How micropayments can create an additional revenue stream for digital media publishers?
Digital content providers whether it be a blogging site like Medium or large media publishers like Blendle have shown that people are willing to pay for the content they want to read. But that doesn’t mean media publishers can take their consumers as granted and charge them as they like.
Now the focus of debate has been shifted from “will consumers pay for quality content?” to “how to charge the consumer for quality content?”.
Different media publishers came up with their implementation ideas — “Quartz” and “Axios” implemented monthly subscription paywall to monetize their platform whereas “The Guardian” choose to implement call to action based micropayment support system.
As more and more media publications are implementing subscription models, we are heading towards the possibility of countering “subscription fatigue.” It’s also leaving very limited options to consumers to choose one or few of their favorite publications and stick with them as buying these subscriptions puts a monthly recurring financial burden on them. According to Reuters’ Journalism, Media and Technology Trends and Predictions 2019 only a small portion of consumers are willing to purchase new digital subscriptions.
Going with the fact that 95% of readers do not want to commit and subscribe
It made publishers to only target the remaining 5% with a subscription model to create a viable financial model. But the question is how we can tap into this remaining 95 % territory and create revenue from them.
To solve this puzzle, a Canadian newspaper Winnipeg Free Press adopted a hybrid micropayment model and showed good results with acquiring more subscribers (more than 70% increase in a year) and selling individual articles as pay you read.
Christian PansonVice President, Digital and Technology, Winnipeg Free Press also commented
Micropayments can’t build a viable financial model but it helps in showing consumers that each quality content is worth of value and eventually change their habit of paying for quality content.
Creating a sales pipeline and more subscribers
Understanding consumer’s behavior and their needs are basic requirements to design a suitable financial model for any company. In reference to the digital publishing industry, understanding the consumer’s reading habits like reading frequency, type of content and paying habit could be beneficial to provide personalized offerings to each consumer.
Most of the digital publishers track how their readers use their site, including those who frequently pay for individual articles. Micropayments can help publishers to implement targeted marketing approaches and design personalized offers for full subscriptions or fixed packages based on their reading habits.
An option to non-frequent readers
Considering the large portion of readers are not regular readers and like to read-only 1 to 5 articles in a week, costly subscription models are not viable choices for them. A hybrid payment system with micropayments can provide a choice for them to pay as they read. In 2016, Winnipeg Free Press reported that it sold 892,000 articles per month at $0.27 per article.
An alternative to Ads
The free press believes in providing free content and still dependent on generating revenue from Ads. They track their consumer’s activities on the page and sell their information to advertising houses like Google and Facebook.

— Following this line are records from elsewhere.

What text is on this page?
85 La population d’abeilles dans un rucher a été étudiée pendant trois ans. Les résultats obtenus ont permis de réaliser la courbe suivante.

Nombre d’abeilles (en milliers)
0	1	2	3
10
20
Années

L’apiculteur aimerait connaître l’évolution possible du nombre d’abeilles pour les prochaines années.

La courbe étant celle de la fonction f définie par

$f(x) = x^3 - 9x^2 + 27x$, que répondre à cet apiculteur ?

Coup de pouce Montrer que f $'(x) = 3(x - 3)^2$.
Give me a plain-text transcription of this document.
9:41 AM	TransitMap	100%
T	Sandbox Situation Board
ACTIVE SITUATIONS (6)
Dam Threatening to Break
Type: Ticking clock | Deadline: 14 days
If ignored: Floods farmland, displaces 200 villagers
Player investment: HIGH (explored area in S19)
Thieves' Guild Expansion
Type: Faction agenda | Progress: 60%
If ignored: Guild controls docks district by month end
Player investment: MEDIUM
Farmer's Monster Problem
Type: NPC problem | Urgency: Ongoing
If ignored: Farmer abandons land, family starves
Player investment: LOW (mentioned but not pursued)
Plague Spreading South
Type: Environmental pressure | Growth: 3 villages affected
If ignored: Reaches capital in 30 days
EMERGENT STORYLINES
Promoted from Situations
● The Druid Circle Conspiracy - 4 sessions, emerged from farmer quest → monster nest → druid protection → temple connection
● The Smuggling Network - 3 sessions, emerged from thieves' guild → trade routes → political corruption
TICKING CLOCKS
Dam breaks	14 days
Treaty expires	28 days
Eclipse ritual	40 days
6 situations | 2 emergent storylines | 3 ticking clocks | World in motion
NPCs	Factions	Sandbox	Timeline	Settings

Recently, increasing numbers of Ad blockers in the market also forcing media houses to find alternative solutions to sustain their finances. Micropayments could serve as a new firewall and provide an option for consumers to pay a small fee for Ad-free browsing.
As per one of the study, 80% of people are willing to pay a small value to reduce the Ads. But still, the most viable question remains unanswered — How much you can charge your consumers and how seamlessly you can implement this before consumers feel irritated?
Pay to support
It’s a very unusual model but strangely “The Guardian” chooses to implement this with a spirit of goodwill. Instead of putting a strict paywall, they ask their consumers to donate a small value “$1” to support quality content.
By surprise, The Guardian recently announced that it had seen profit after 20 years. As per their report, in a single year, more than 300K contributed as a one-time payment in micropayments. Apart from their other revenue resources as the free press has, the micropayments added significant value to the end total.
We can say that micropayment is not the ultimate solution to the media industry. But it provides an opportunity to develop a content monetization strategy that gives consumers a choice for purchasing the content they want. Rather than focusing on mitigating the risk by limiting the amount of free content, publishers could focus on producing quality content and implementing an a-la-carte model in combination with subscriptions and they will have a chance to monetize their readers at every level of the conversion funnel.